Menchú’s Indigenous lens sharpens the point. She told EFE that Guatemala still lacks a genuine framework that recognizes the country as pluricultural, multiethnic, and multilingual, and that decision-makers stigmatize communities because they cannot imagine the other as a thinking person with experience and fundamental freedom. That is not only racism. It is a gendered machinery. Indigenous women often face violence through language barriers, land conflicts, poverty, distance from courts, and the old colonial suspicion that their knowledge does not count.

The Indigenous leader and 1992 Nobel Peace Prize laureate, Rigoberta Menchú. EFE/ Mario Guzmán

Books as a Living Barricade

At Filgua, Menchú’s life will be honored not with a monument of stone, but with books. That feels right. She told EFE that reading frees the mind and that “a book cannot be murdered.” It was a startling line because Guatemala knows how many bodies there were. Books, in her telling, are not decoration. They are paper trenches, places where young people can study the mistakes of the past before the powerful rename them as order.

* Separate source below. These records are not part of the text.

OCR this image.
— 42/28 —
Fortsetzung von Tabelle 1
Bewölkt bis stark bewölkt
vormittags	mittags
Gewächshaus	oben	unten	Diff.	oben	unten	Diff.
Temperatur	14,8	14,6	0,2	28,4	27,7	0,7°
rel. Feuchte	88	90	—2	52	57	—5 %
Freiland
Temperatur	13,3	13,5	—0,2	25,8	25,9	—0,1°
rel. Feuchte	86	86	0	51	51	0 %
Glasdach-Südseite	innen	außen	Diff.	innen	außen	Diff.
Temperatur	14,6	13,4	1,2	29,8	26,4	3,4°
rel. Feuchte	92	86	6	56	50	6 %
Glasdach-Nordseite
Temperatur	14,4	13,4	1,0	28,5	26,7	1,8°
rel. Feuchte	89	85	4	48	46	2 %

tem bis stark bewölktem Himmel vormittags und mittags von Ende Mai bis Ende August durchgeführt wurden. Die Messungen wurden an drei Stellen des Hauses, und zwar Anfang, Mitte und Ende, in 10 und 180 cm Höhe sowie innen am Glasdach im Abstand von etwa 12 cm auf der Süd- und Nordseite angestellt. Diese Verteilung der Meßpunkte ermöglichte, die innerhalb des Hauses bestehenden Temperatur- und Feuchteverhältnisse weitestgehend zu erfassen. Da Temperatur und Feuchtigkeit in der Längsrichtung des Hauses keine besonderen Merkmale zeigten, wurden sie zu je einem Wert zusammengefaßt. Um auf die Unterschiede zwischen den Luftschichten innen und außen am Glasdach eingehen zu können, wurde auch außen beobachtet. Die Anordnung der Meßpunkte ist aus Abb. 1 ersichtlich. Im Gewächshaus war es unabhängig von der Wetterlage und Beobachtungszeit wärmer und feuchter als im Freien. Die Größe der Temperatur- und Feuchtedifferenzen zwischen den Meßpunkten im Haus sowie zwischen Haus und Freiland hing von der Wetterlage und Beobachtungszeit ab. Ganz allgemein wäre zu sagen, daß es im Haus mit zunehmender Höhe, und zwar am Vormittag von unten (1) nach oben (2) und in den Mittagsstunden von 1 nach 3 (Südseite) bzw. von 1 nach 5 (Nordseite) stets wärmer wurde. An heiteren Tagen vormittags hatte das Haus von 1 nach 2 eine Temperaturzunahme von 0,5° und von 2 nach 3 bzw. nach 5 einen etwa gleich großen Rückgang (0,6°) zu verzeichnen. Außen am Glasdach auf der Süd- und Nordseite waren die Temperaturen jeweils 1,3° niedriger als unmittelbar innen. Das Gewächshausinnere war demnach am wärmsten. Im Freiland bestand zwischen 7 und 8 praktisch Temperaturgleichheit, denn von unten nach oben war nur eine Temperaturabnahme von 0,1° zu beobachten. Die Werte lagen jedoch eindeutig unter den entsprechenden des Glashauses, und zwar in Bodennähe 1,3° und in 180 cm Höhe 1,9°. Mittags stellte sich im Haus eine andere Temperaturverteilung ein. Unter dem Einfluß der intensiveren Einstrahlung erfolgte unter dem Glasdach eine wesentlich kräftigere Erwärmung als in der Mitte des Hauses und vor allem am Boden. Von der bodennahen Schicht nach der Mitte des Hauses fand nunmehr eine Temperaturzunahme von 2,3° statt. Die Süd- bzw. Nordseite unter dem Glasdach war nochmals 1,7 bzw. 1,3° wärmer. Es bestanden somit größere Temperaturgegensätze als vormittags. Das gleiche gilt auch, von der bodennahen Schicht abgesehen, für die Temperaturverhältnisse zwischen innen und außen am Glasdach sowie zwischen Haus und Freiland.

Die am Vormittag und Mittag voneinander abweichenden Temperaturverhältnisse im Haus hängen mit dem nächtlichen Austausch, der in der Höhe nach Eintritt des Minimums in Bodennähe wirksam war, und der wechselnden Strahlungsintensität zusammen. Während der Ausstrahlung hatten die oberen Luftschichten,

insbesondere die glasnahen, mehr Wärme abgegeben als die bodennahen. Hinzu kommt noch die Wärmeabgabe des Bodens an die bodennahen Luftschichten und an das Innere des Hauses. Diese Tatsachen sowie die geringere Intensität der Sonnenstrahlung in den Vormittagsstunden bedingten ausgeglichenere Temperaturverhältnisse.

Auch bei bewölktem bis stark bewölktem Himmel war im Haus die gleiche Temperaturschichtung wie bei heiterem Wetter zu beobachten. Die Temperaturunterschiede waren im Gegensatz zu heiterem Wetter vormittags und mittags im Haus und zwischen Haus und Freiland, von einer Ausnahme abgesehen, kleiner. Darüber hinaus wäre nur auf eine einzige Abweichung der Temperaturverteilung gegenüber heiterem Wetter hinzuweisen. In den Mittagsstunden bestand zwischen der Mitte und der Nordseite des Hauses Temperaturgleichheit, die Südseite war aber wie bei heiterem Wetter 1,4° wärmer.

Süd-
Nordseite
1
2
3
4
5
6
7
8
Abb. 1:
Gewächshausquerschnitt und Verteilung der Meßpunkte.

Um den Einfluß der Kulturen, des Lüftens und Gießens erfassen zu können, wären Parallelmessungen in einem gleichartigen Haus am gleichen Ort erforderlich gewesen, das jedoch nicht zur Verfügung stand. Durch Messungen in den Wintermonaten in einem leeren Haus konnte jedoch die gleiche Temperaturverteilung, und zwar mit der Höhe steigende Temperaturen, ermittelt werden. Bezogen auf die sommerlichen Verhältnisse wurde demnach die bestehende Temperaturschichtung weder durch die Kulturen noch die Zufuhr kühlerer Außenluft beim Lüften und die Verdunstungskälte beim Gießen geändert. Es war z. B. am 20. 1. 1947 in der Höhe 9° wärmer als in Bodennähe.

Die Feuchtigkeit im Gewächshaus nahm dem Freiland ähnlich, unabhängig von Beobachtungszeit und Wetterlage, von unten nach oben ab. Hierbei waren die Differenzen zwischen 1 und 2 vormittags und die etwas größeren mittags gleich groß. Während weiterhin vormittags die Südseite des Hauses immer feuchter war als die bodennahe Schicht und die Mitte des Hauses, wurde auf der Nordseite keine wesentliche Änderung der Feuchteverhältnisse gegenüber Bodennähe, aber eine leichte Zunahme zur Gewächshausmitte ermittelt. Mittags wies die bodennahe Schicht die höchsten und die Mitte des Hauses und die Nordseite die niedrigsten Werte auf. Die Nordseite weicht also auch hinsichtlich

For women in Latin America, Menchú represents something larger than individual heroism. She is proof that testimony can become a political force, that an Indigenous woman’s memory can challenge presidents, generals, judges, diplomats and archivists. Her life says that survival is not silence. Her latest warning says peace without justice can be captured, polished, and sold back to the people who buried their dead.

That is why her voice still unsettles Guatemala. Not because it belongs to the past, but because it keeps asking the present to testify.